Ravanage, un’arte perduta
Il ravanage si ispira alla figura leggendaria di Monsieur De Ravanage, geografo di origini francesi precursore dell’escursionismo moderno. Egli girovagò in lungo e in largo per buona parte dell’arco alpino, finché un sabato pomeriggio di un lontano febbraio del 1885 scomparve durante una tormenta di neve. La sua ultima frase fu: “Esco un attimo a comprare le sigarette”. Il suo cadavere ibernato fu ritrovato 75 anni dopo, inspiegabilmente, sul versante meridionale della Brenva (Monte Bianco). Furono recuperati anche i suoi scritti, perfettamente conservati a 4200 metri di quota dentro ad una truna (cunicolo di neve).

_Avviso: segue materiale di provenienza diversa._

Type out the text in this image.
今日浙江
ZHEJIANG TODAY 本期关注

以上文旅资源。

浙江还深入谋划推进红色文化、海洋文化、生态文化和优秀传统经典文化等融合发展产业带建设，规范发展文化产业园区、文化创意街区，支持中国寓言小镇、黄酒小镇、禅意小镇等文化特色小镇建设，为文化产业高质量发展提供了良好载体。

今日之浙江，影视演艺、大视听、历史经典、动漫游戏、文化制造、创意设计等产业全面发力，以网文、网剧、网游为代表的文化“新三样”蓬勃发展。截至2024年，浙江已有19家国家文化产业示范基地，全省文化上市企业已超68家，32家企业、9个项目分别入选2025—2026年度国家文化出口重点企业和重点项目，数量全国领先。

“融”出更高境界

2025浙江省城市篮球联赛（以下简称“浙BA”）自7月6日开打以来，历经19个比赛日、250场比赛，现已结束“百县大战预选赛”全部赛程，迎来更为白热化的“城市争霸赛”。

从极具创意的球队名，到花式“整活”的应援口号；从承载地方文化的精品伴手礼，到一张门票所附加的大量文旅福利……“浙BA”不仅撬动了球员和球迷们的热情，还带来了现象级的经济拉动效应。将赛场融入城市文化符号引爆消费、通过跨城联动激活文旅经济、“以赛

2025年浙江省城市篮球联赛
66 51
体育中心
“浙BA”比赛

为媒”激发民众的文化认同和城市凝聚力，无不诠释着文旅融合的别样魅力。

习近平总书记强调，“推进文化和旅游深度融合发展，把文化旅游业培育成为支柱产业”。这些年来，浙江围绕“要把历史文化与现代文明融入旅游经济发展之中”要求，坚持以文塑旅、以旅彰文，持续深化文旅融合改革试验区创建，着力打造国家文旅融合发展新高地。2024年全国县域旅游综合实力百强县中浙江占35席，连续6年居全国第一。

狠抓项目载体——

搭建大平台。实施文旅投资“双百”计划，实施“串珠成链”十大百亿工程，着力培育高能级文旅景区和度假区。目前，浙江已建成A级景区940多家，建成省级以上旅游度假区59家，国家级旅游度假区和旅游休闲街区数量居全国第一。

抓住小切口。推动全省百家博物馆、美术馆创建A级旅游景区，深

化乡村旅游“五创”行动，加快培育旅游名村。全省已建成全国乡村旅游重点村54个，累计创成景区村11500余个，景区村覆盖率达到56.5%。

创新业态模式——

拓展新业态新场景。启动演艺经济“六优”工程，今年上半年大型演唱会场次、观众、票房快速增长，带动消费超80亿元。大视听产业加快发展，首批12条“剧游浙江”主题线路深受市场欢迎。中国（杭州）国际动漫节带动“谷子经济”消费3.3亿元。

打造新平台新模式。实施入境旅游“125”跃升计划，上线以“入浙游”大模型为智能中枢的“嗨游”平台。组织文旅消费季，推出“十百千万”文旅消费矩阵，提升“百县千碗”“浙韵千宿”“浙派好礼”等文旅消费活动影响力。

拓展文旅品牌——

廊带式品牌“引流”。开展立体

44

In attesa di interpretare correttamente il suo pensiero, per la verità piuttosto confuso, gli studiosi stanno raccogliendo ulteriore materiale per la stesura definitiva delle regole di questa originale disciplina sportivo-filosofica.
Ravanage, una filosofia di vita
Il ravanage è una pratica sportiva o, per meglio dire, una filosofia di vita, legata strettamente con l’escursionismo, di cui è una variante per taluni fondamentale e anzi irrinunciabile. Consiste grosso modo nel “girovagare per le montagne al di fuori dei sentieri, deliberatamente o involontariamente, quasi sempre in situazioni impreviste e variamente difficoltose”. Una delle frasi tipiche è: “Tagliamo di qui che facciamo prima”. Cosa che in realtà non accade quasi mai e che implica invece:
- perdita parziale o totale dell’orientamento
- prolungamento abnorme del percorso inizialmente previsto
- infognamento in mugaie o boscaglie di ontani su terreni impervi che implicano dislivelli e fatiche immani
- gravi sofferenze fisiche e morali, prossime allo sfinimento
- rientro alla base per il rotto della cuffia, col buio incombente o addirittura a notte fonda.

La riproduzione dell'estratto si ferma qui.